In general, there are two potential mechanisms for shaping the signals conveyed by rod bipolar cells: integration of excitatory and inhibitory synaptic inputs and activation of voltage-dependent conductances. EPSPs evoked in the soma-dendritic region can interact with inhibitory synaptic input, in principle located anywhere between the soma and axon terminal. This inhibitory input can be either feedforward (GABAergic or glycinergic) or feedback (GABAergic) input. With respect to a stimulus-evoked PSP recorded at the axon terminal, the amplitude reduction evoked by steady-state (tonic) shunting inhibition was relatively insensitive to the location of the inhibition. For the interaction of physiologically realistic transient excitatory and inhibitory input waveforms, the time window of effective inhibition depended critically on the relative timing of the inputs and was considerably longer when the inhibitory input occurred before the excitatory input. Surprisingly, when we measured the effect of the spatial location of the inhibitory input on the PSP amplitude measured at the axon terminal, the passive integration of excitatory and inhibitory inputs was practically insensitive to the spatial location of the inhibitory input. One interpretation is that the morphological clustering of inhibitory inputs at the axon terminal is a consequence of the requirement for tightly coupled feedback inhibition, with the inhibitory feedback being driven by excitation from the axon terminal itself.

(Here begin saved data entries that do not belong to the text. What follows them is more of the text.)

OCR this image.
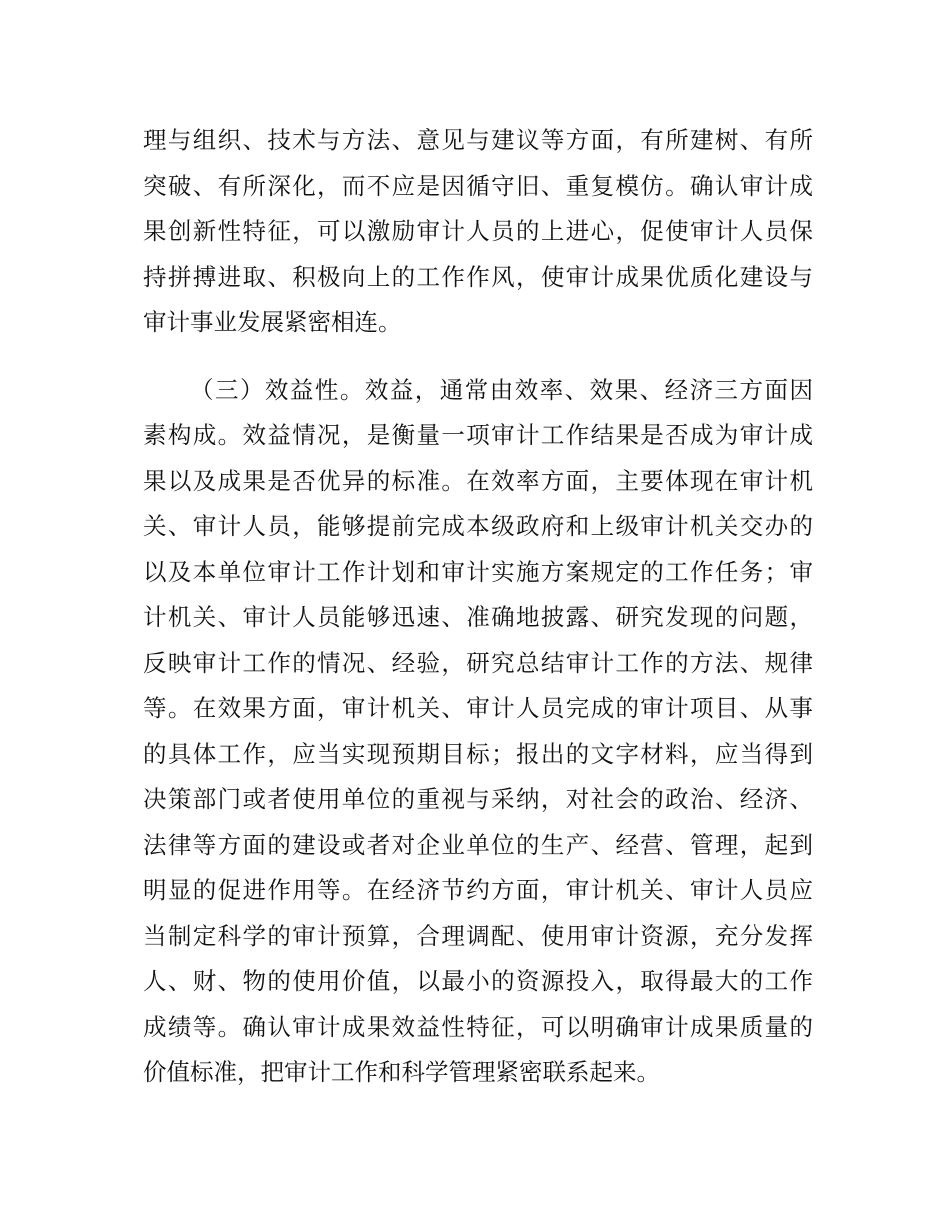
理与组织、技术与方法、意见与建议等方面，有所建树、有所
突破、有所深化，而不应是因循守旧、重复模仿。确认审计成
果创新性特征，可以激励审计人员的上进心，促使审计人员保
持拼搏进取、积极向上的工作作风，使审计成果优质化建设与
审计事业发展紧密相连。
（三）效益性。效益，通常由效率、效果、经济三方面因
素构成。效益情况，是衡量一项审计工作结果是否成为审计成
果以及成果是否优异的标准。在效率方面，主要体现在审计机
关、审计人员，能够提前完成本级政府和上级审计机关交办的
以及本单位审计工作计划和审计实施方案规定的工作任务；审
计机关、审计人员能够迅速、准确地披露、研究发现的问题，
反映审计工作的情况、经验，研究总结审计工作的方法、规律
等。在效果方面，审计机关、审计人员完成的审计项目、从事
的具体工作，应当实现预期目标；报出的文字材料，应当得到
决策部门或者使用单位的重视与采纳，对社会的政治、经济、
法律等方面的建设或者对企业单位的生产、经营、管理，起到
明显的促进作用等。在经济节约方面，审计机关、审计人员应
当制定科学的审计预算，合理调配、使用审计资源，充分发挥
人、财、物的使用价值，以最小的资源投入，取得最大的工作
成绩等。确认审计成果效益性特征，可以明确审计成果质量的
价值标准，把审计工作和科学管理紧密联系起来。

An alternative, but not mutually exclusive interpretation is that the functional importance of targeting inhibitory input to the axon terminal is related to interaction with voltage-gated conductances concentrated in the same compartment, e.g. the L-type I_Ca (see above). Specifically, the output characteristics at the axon terminal will differ, depending on whether a regenerative or non-regenerative depolarization occurs at the axon terminal. In goldfish bipolar cell terminals, voltage-gated Ca²⁺ channels can initiate a regenerative process, eventually triggering a Ca²⁺ spike (Zenisek & Matthews, 1998). If a similar mechanism can operate in rod bipolar cells in situ, the balance between regenerative and non-regenerative depolarization could be controlled by inhibition targeted to the axon terminal (cf. Hull et al. 2006). Another current with the highest density at the axon terminal is I_h (Ivanova & Müller, 2006). The functional importance of I_h in rod bipolar cells is unclear, but there is evidence that it facilitates membrane potential rebound after hyperpolarization (Ma et al. 2003) and it has recently been suggested that it might be a mechanism for high pass filtering of input signals (Cangiano et al. 2008). An important goal for future work will be to obtain quantitative models of voltage-gated conductances at physiological temperatures, incorporate them in the compartmental models developed in the present study and examine their role in shaping the responses of rod bipolar cells evoked by inputs mimicking physiologically realistic stimuli.